Conducting Research on a Shoestring Budget

By Rod Hemphill

Here’s a trend I’m sure you have noticed: Big retailers and restaurant chains asking you to go online and complete surveys evaluating their customer service and products. Often they provide some nice rewards in the form of coupons or free products.

Too often smaller businesses shun formal research. Management may view it as a time-consuming, expensive process that may not provide a good return on investment. Or they may wish they could do some research, but never get around to it, depending instead on gut-feelings and informal, day-to-day feedback from customers and clients.

It’s true—research isn’t free; someone on staff or a hired consultant has to take the time to do it. But it does not have to be complicated, time-consuming or expensive. It involves taking the time to ask your customers what they like or don’t like about your products and services and evaluating their response. This research can provide huge returns on investment by helping you establish benchmarks, evaluate progress, detect strengths and weaknesses and inform your planning process.

Research on a shoestring budget can work.

Several of us local public relations practitioners have been working pro bono to develop a communications and marketing plan for a local non-profit. It’s our annual service project of the Gainesville Chapter of the Florida Public Relations Association.

We have spent quite a lot of time on the research element of the project. To provide valid counsel, we have to understand how the client’s organization operates, who its clients and customers are and what they value and expect from the organization. Our research will show us what keeps our client’s managers awake at night and enable us to provide a plan that will enhance our client’s standing and prominence in the community while increasing its members’ profitability.

Having virtually no budget, we have had to get creative. Big companies employ consultants to conduct focus groups and polling. We volunteers want similar results, but on a smaller budget. One of our first steps was to conduct a focus group with the client organization’s board of directors and a few select members.

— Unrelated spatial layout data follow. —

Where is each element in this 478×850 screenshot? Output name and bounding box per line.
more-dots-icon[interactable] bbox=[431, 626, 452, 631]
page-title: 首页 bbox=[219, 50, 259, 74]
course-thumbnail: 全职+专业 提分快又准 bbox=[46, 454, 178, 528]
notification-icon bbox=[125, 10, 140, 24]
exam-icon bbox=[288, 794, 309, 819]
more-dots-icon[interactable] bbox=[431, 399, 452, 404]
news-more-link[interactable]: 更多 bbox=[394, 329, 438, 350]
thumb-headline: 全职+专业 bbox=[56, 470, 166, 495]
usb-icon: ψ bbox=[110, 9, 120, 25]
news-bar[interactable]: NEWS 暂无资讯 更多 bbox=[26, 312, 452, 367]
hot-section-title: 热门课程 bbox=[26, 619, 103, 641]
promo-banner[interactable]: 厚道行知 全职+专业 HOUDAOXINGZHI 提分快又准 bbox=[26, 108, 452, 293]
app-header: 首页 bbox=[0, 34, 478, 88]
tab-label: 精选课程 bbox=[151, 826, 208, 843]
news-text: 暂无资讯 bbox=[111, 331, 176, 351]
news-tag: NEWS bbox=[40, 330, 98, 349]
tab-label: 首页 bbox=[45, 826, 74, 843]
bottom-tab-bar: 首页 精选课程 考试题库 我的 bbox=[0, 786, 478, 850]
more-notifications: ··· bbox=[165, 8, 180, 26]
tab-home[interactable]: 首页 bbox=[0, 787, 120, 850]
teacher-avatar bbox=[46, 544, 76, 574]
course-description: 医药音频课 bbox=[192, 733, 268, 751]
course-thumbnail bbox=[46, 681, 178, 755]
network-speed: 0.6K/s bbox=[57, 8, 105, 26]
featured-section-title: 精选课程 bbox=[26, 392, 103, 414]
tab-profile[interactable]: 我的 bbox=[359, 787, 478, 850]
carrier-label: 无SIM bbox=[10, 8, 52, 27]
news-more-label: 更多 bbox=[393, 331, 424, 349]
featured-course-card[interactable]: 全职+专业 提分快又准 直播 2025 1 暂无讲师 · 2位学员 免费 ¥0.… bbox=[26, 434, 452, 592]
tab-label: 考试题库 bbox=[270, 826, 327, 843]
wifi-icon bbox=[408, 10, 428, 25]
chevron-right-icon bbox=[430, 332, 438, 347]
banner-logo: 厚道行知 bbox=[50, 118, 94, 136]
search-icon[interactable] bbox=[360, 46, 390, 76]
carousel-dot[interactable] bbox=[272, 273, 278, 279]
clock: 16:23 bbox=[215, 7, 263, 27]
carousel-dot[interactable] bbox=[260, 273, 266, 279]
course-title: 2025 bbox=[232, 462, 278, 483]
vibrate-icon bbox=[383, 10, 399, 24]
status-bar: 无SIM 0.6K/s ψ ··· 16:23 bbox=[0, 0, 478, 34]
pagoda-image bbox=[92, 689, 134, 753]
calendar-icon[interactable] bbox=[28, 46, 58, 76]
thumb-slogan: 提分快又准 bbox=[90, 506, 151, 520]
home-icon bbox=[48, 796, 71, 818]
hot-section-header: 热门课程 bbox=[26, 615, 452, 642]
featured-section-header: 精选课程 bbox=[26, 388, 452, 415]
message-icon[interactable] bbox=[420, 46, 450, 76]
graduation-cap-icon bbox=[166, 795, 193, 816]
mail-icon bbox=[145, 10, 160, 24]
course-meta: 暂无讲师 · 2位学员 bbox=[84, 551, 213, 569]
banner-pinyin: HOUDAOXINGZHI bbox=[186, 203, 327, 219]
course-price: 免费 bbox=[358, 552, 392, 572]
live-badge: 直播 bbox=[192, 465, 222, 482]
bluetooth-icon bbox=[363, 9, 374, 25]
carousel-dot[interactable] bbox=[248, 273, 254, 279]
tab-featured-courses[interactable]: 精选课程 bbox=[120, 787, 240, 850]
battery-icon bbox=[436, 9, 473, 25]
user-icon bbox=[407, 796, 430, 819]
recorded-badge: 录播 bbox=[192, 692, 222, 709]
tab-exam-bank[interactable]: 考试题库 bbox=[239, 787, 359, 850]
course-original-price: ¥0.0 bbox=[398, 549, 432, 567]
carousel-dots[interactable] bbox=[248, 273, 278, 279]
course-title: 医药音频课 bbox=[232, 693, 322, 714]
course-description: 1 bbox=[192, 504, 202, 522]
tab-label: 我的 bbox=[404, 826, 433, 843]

Most formal focus groups take place in dedicated facilities that have audio and video recording capabilities, two-way glass to permit clients’ viewing of the proceedings and experienced moderators. Ours happened on a Saturday afternoon in the open air, under a canopy. Despite the lack of creature comforts, we learned a lot about the dynamics of the board, its members’ concerns and its collective vision. We also polled a representative sample of our client’s customers to collect hard data on why those customers value the client or how they feel things could be improved.

Online services such as Survey Monkey provide an easy way to set up and execute surveys, and even collect and tally results—all for free or for a small subscription, depending on the number of people surveyed. Fortunately, our client’s active presence on Facebook and the customer email addresses collected for the electronic newsletter made it easy to survey a representative sample of customers.

We hope our client will find value in our final plan. We also encourage our client to continue the research process—evaluating its customers’ needs and expectation—just as the big guys do.

When it comes to your business, make sure research doesn’t get pushed to the wish-list. Enlist some of the methods outlined here to better understand your customers and plan accordingly.

 

Rod Hemphill, APR, CPRC, has been a member of the Gainesville Chapter of the Florida Public Relations Association since 1985 and previously served as chapter president. He retired as director of public relations for the Florida Farm Bureau Federation in 2010 and is currently a public information specialist for the Florida Department of Agriculture and Consumer Services Division of Plant Industry, based in Gainesville.